Reads the baseline document, then for each profile entry resolves the matching section file (under config["sections_dir"], plus config["custom"]["sections_dir"] if custom is set) and loads its rules via Macsecurityrule.load_rules.

Args

  • file_path (Path) — Path to the baseline YAML file.
  • language (str) — Language code passed through to the file loader for localised strings. Defaults to "en".
  • custom (bool) — If true, also search the configured custom sections directory when resolving section files. Defaults to False.

Returns

  • Baseline — A fully populated baseline with all profiles and rules resolved. Profiles whose section file cannot be found are skipped with a warning.
create_new(cls, output_file: Path, rules: list[Macsecurityrule], baseline_name: str | None, authors: list[Author], full_title: str, benchmark: str, os_type: str, os_version: float, baseline_dict: dict[str, Any], language: str='en') -> None

Build a new baseline from a rule set and write it to YAML.

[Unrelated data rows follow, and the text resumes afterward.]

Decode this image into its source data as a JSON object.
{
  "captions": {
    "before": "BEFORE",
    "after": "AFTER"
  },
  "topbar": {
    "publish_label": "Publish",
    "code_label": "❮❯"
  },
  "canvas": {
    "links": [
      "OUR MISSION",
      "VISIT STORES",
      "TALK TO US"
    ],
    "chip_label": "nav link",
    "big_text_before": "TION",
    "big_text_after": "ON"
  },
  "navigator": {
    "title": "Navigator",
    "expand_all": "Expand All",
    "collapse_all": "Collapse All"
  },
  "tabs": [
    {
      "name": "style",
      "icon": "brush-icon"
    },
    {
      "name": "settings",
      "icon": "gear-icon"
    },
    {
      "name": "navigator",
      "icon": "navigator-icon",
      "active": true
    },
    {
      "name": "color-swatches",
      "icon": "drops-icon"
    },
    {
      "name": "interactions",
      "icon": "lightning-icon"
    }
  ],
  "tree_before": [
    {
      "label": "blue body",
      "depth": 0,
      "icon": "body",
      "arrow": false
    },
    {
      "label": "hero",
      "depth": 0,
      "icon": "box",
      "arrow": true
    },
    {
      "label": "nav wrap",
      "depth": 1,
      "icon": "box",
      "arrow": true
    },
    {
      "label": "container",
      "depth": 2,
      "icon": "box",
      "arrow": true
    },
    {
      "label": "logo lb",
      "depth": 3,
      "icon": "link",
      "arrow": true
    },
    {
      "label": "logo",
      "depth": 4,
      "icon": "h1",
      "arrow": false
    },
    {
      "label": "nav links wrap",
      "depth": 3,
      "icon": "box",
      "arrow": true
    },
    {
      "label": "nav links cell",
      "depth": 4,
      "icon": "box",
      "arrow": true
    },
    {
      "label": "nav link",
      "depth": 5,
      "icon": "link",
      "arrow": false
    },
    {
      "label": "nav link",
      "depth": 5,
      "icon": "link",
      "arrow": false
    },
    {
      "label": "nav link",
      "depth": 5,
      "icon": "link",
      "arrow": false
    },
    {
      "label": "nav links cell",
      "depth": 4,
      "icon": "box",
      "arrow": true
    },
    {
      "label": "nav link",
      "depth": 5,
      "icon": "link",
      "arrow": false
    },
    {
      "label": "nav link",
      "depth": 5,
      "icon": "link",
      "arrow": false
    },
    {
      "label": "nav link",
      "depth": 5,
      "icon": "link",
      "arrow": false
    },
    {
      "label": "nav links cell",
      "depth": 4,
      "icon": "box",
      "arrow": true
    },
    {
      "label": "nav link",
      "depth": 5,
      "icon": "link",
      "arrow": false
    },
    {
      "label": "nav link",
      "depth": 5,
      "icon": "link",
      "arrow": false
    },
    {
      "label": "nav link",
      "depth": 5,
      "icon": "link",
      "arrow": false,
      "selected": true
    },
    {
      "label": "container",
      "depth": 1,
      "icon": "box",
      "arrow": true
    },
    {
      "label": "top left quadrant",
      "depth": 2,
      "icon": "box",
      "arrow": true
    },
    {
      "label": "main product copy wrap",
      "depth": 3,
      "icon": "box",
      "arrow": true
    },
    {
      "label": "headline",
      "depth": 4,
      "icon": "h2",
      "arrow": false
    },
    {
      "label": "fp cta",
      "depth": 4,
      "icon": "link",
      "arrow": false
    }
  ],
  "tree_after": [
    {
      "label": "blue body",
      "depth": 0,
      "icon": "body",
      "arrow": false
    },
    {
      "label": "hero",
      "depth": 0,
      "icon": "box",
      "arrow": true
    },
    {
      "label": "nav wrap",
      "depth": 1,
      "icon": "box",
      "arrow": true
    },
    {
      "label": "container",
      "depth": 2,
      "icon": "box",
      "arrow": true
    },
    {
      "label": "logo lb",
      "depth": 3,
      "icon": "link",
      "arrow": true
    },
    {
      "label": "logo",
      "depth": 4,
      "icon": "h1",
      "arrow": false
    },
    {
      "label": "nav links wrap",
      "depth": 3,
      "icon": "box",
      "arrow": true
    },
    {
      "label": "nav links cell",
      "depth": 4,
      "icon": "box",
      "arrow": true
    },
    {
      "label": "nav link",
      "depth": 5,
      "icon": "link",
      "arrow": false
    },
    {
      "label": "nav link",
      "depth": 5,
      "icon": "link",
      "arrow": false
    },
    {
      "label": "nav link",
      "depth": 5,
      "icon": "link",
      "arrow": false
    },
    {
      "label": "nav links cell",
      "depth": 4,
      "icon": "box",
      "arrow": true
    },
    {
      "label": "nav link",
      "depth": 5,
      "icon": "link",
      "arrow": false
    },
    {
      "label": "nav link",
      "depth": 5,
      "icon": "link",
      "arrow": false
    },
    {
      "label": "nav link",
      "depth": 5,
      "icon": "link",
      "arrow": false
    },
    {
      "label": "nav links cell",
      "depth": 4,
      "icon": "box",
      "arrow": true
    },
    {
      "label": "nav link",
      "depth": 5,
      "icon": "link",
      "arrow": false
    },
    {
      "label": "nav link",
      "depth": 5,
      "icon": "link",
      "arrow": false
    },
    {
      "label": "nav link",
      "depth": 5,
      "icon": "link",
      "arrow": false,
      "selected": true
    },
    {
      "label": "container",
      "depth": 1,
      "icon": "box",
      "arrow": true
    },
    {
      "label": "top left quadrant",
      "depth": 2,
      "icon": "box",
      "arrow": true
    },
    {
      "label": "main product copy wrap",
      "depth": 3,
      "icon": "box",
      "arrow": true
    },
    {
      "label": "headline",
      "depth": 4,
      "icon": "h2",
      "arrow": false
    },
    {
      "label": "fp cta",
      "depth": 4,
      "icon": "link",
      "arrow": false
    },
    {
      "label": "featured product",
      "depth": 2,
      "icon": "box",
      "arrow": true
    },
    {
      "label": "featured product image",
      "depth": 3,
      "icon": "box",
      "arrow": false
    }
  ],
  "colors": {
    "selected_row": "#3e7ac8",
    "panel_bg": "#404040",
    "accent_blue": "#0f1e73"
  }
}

Groups rules into profiles by their section (or by special section tags inherent, permanent, n_a, supplemental when present), loads section descriptions from config["sections_dir"], and serialises the result via to_yaml. If baseline_dict lacks a title or description they’re synthesised from the other arguments.

Args

  • output_file (Path) — Destination YAML file for the new baseline.
  • rules (list[Macsecurityrule]) — Rules to include.
  • baseline_name (str | None) — Short identifier folded into the synthesised title/description if those aren’t supplied.
  • authors (list[Author]) — Authors attributed to the baseline.
  • full_title (str) — Long-form title prepended to the synthesised title and description when set.
  • benchmark (str) — Benchmark identifier (e.g. "recommended"); stored as parent_values and used to extend the synthesised description when equal to "recommended".
  • os_type (str) — Operating-system family (e.g. "macOS").
  • os_version (float) — Operating-system version (e.g. 15.0).
  • baseline_dict (dict[str, Any]) — Additional baseline metadata merged into the constructor; title and description are filled in if absent.
  • language (str) — Language code for loaded section descriptions. Defaults to "en".

Side Effects

  • Writes the generated baseline to output_file. Reads every
  • *.y*ml file in config["sections_dir"] to resolve
  • section descriptions.
to_dataframe(self) -> pd.DataFrame

Flatten the baseline’s rules into a pandas.DataFrame.

Each rule contributes one row. The nested references mapping is unpacked so each reference namespace (nist, disa, etc.) becomes its own column.

Returns

  • pd.DataFrame — One row per rule across all profiles, with rule fields and unpacked references as columns.
to_yaml(self, output_path: Path) -> None

Serialise this baseline to YAML in canonical key order.

The serialised document orders top-level keys as title, description, authors, parent_values, platform, profile (any other keys are dropped), and orders profiles by a fixed sequence (Auditing, Authentication, iCloud, Operating System, Password Policy, System Settings, followed by the special sections). Within each profile, rules is reduced to a sorted list of rule IDs.

Args

  • output_path (Path) — Destination YAML file.